Bharti and Zain agree $10.7 billion deal

Indian telecom company Bharti Airtel signs definitive agreements to buy the African operations of Zain, in a deal backed by $7.5 billion in debt financing provided by a host of banks led by Standard Chartered and Barclays.

Indian telecommunications company Bharti Airtel and the Bahrain-based Zain group have signed definitive agreements for Bharti to buy most of Zain's operations in Africa at an enterprise value of $10.7 billion.

The deal, which was first announced in February, has moved very quickly from the drawing board to completion of due diligence and signing of definitive deal documentation, which happened in Amsterdam on Tuesday. The agreed price of $10.7 billion comprises an equity value of $9 billion with the balance being debt on the books of Zain Africa. The $9 billion will be paid in two tranches: $8.3 billion on closing and $700 million one year from closing.

Bharti is buying Zain's businesses across 15 countries in Africa, which currently serve 42 million customers. Zain is the market leader in 10 of these countries and ranks second in four. The Ebitda attributable to the businesses that Bharti is buying was $958 million for the past financial year. With the deal Bharti expands its footprint to Burkina Faso, Chad, Congo Brazzaville, Democratic Republic of Congo, Gabon, Ghana, Kenya, Malawi, Madagascar, Niger, Nigeria, Sierra Leone, Tanzania, Uganda and Zambia. Bharti is not buying Zain's 31% stake in Wana Telecom in Morocco or its operations in Sudan.

After the deal, Bharti's customer base will increase to 179 million across 18 countries. Bharti launched mobile services in India in 1995 and in Sri Lanka in 2009 and acquired Warid Telecom in Bangladesh in January 2010. Singapore Telecommunications owns around one-third of Bharti's equity.

Zain will continue to serve 28 million customers across the Middle East and in the African countries it is not selling to Bharti. It said it will use the money it receives to repay a $4 billion revolving credit facility and said, subject to shareholder approval, it will distribute a large part of the balance to shareholders in the form of dividends.

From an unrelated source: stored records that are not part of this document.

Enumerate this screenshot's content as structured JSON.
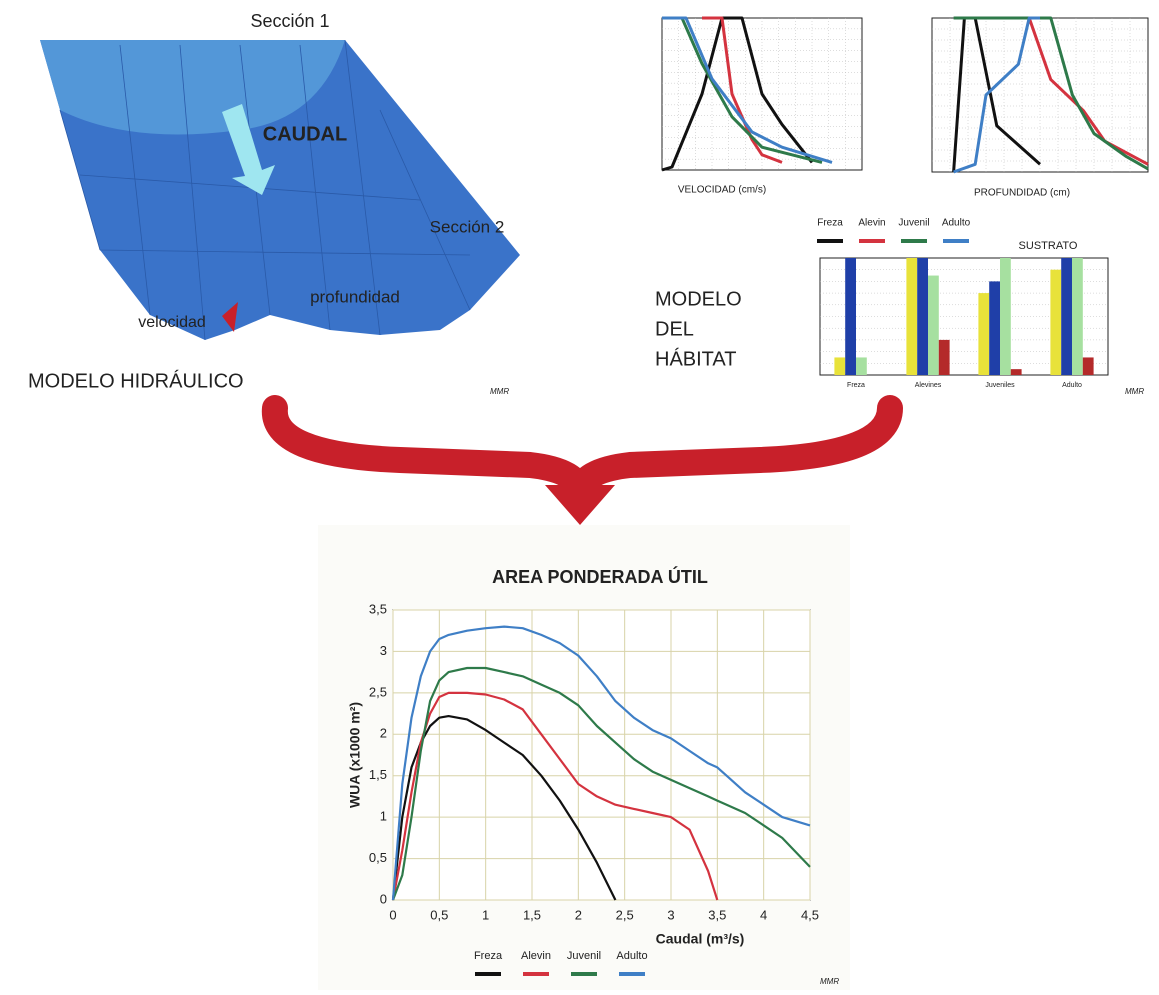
{
  "diagram": {
    "hydraulic": {
      "section1": "Sección 1",
      "flow": "CAUDAL",
      "section2": "Sección 2",
      "depth": "profundidad",
      "velocity": "velocidad",
      "title": "MODELO HIDRÁULICO",
      "signature": "MMR"
    },
    "habitat": {
      "title_lines": [
        "MODELO",
        "DEL",
        "HÁBITAT"
      ],
      "signature": "MMR"
    },
    "main_signature": "MMR"
  },
  "chart_data": [
    {
      "type": "line",
      "title": "AREA PONDERADA ÚTIL",
      "x_label": "Caudal (m³/s)",
      "y_label": "WUA (x1000 m²)",
      "x": [
        0,
        0.1,
        0.2,
        0.3,
        0.4,
        0.5,
        0.6,
        0.8,
        1,
        1.2,
        1.4,
        1.6,
        1.8,
        2,
        2.2,
        2.4,
        2.6,
        2.8,
        3,
        3.2,
        3.4,
        3.5,
        3.6,
        3.8,
        4,
        4.2,
        4.5
      ],
      "series": [
        {
          "name": "Freza",
          "color": "#111111",
          "values": [
            0,
            1.0,
            1.6,
            1.9,
            2.1,
            2.2,
            2.22,
            2.18,
            2.05,
            1.9,
            1.75,
            1.5,
            1.2,
            0.85,
            0.45,
            0,
            null,
            null,
            null,
            null,
            null,
            null,
            null,
            null,
            null,
            null,
            null
          ]
        },
        {
          "name": "Alevin",
          "color": "#d4333f",
          "values": [
            0,
            0.6,
            1.3,
            1.9,
            2.25,
            2.45,
            2.5,
            2.5,
            2.48,
            2.42,
            2.3,
            2.0,
            1.7,
            1.4,
            1.25,
            1.15,
            1.1,
            1.05,
            1.0,
            0.85,
            0.35,
            0,
            null,
            null,
            null,
            null,
            null
          ]
        },
        {
          "name": "Juvenil",
          "color": "#2e7a4a",
          "values": [
            0,
            0.3,
            1.0,
            1.8,
            2.4,
            2.65,
            2.75,
            2.8,
            2.8,
            2.75,
            2.7,
            2.6,
            2.5,
            2.35,
            2.1,
            1.9,
            1.7,
            1.55,
            1.45,
            1.35,
            1.25,
            1.2,
            1.15,
            1.05,
            0.9,
            0.75,
            0.4
          ]
        },
        {
          "name": "Adulto",
          "color": "#3f7fc6",
          "values": [
            0,
            1.4,
            2.2,
            2.7,
            3.0,
            3.15,
            3.2,
            3.25,
            3.28,
            3.3,
            3.28,
            3.2,
            3.1,
            2.95,
            2.7,
            2.4,
            2.2,
            2.05,
            1.95,
            1.8,
            1.65,
            1.6,
            1.5,
            1.3,
            1.15,
            1.0,
            0.9
          ]
        }
      ],
      "xlim": [
        0,
        4.5
      ],
      "xticks": [
        0,
        {
          "value": 0.5,
          "label": "0,5"
        },
        1,
        {
          "value": 1.5,
          "label": "1,5"
        },
        2,
        {
          "value": 2.5,
          "label": "2,5"
        },
        3,
        {
          "value": 3.5,
          "label": "3,5"
        },
        4,
        {
          "value": 4.5,
          "label": "4,5"
        }
      ],
      "ylim": [
        0,
        3.5
      ],
      "yticks": [
        0,
        {
          "value": 0.5,
          "label": "0,5"
        },
        1,
        {
          "value": 1.5,
          "label": "1,5"
        },
        2,
        {
          "value": 2.5,
          "label": "2,5"
        },
        3,
        {
          "value": 3.5,
          "label": "3,5"
        }
      ],
      "grid": true
    },
    {
      "type": "line",
      "x_label": "VELOCIDAD (cm/s)",
      "xlim": [
        0,
        1
      ],
      "ylim": [
        0,
        1
      ],
      "grid": true,
      "series": [
        {
          "name": "Freza",
          "color": "#111111",
          "x": [
            0,
            0.05,
            0.2,
            0.3,
            0.4,
            0.5,
            0.6,
            0.75
          ],
          "values": [
            0,
            0.02,
            0.5,
            1,
            1,
            0.5,
            0.3,
            0.05
          ]
        },
        {
          "name": "Alevin",
          "color": "#d4333f",
          "x": [
            0.2,
            0.3,
            0.35,
            0.45,
            0.5,
            0.6
          ],
          "values": [
            1,
            1,
            0.5,
            0.2,
            0.1,
            0.05
          ]
        },
        {
          "name": "Juvenil",
          "color": "#2e7a4a",
          "x": [
            0,
            0.1,
            0.2,
            0.35,
            0.5,
            0.8
          ],
          "values": [
            1,
            1,
            0.7,
            0.35,
            0.15,
            0.05
          ]
        },
        {
          "name": "Adulto",
          "color": "#3f7fc6",
          "x": [
            0,
            0.12,
            0.25,
            0.45,
            0.6,
            0.85
          ],
          "values": [
            1,
            1,
            0.6,
            0.25,
            0.15,
            0.05
          ]
        }
      ]
    },
    {
      "type": "line",
      "x_label": "PROFUNDIDAD (cm)",
      "xlim": [
        0,
        1
      ],
      "ylim": [
        0,
        1
      ],
      "grid": true,
      "series": [
        {
          "color": "#111111",
          "x": [
            0.1,
            0.15,
            0.2,
            0.3,
            0.5
          ],
          "values": [
            0,
            1,
            1,
            0.3,
            0.05
          ]
        },
        {
          "color": "#d4333f",
          "x": [
            0.15,
            0.45,
            0.55,
            0.7,
            0.8,
            1
          ],
          "values": [
            1,
            1,
            0.6,
            0.4,
            0.2,
            0.05
          ]
        },
        {
          "color": "#2e7a4a",
          "x": [
            0.1,
            0.55,
            0.65,
            0.75,
            0.9,
            1
          ],
          "values": [
            1,
            1,
            0.5,
            0.25,
            0.1,
            0.02
          ]
        },
        {
          "color": "#3f7fc6",
          "x": [
            0.1,
            0.2,
            0.25,
            0.4,
            0.45,
            0.5
          ],
          "values": [
            0,
            0.05,
            0.5,
            0.7,
            1,
            1
          ]
        }
      ]
    },
    {
      "type": "bar",
      "title": "SUSTRATO",
      "categories": [
        "Freza",
        "Alevines",
        "Juveniles",
        "Adulto"
      ],
      "ylim": [
        0,
        1
      ],
      "grid": true,
      "series": [
        {
          "color": "#e8e23a",
          "values": [
            0.15,
            1,
            0.7,
            0.9
          ]
        },
        {
          "color": "#1f3fa8",
          "values": [
            1,
            1,
            0.8,
            1
          ]
        },
        {
          "color": "#a6e0a0",
          "values": [
            0.15,
            0.85,
            1,
            1
          ]
        },
        {
          "color": "#b42a2a",
          "values": [
            0,
            0.3,
            0.05,
            0.15
          ]
        }
      ]
    }
  ]
}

"This agreement is a landmark for the global telecom industry and a game changer for Bharti Airtel," Sunil Mittal, chairman and managing director or Bharti Airtel, said in a National Stock Exchange filing. "The extremely tight time lines and the enormity of the task posed a real challenge. Bharti was able to achieve this important milestone through much hard work and support from SingTel and the external advisers."  

Bharti announced earlier in March that it had tied up the entire financing requirement of $8.3 billion required on closing. The company has raised $7.5 billion of debt financing from a long list of mandated lead arrangers: Standard Chartered Bank, Barclays Bank, State Bank of India (SBI), ANZ, BNP, Bank of America Merrill Lynch, Credit Agricole, DBS, HSBC, Bank of Tokyo Mitsubishi UFJ and Sumitomo Mitsui Banking Corporation. SBI has also committed the rupee equivalent of $1 billion to Bharti to cover any transaction costs.

On the advisory side too, a number of firms stand to book hefty fees on the M&A deal: Standard Chartered Bank as lead adviser; Barclays Capital as joint lead adviser; SBI as lead onshore adviser; and Kuwait-based firm Global Investment House KSCC as regional financial adviser to Bharti on the deal.

On the sell-side, UBS was lead financial adviser to Zain with BNP Paribas as co-adviser.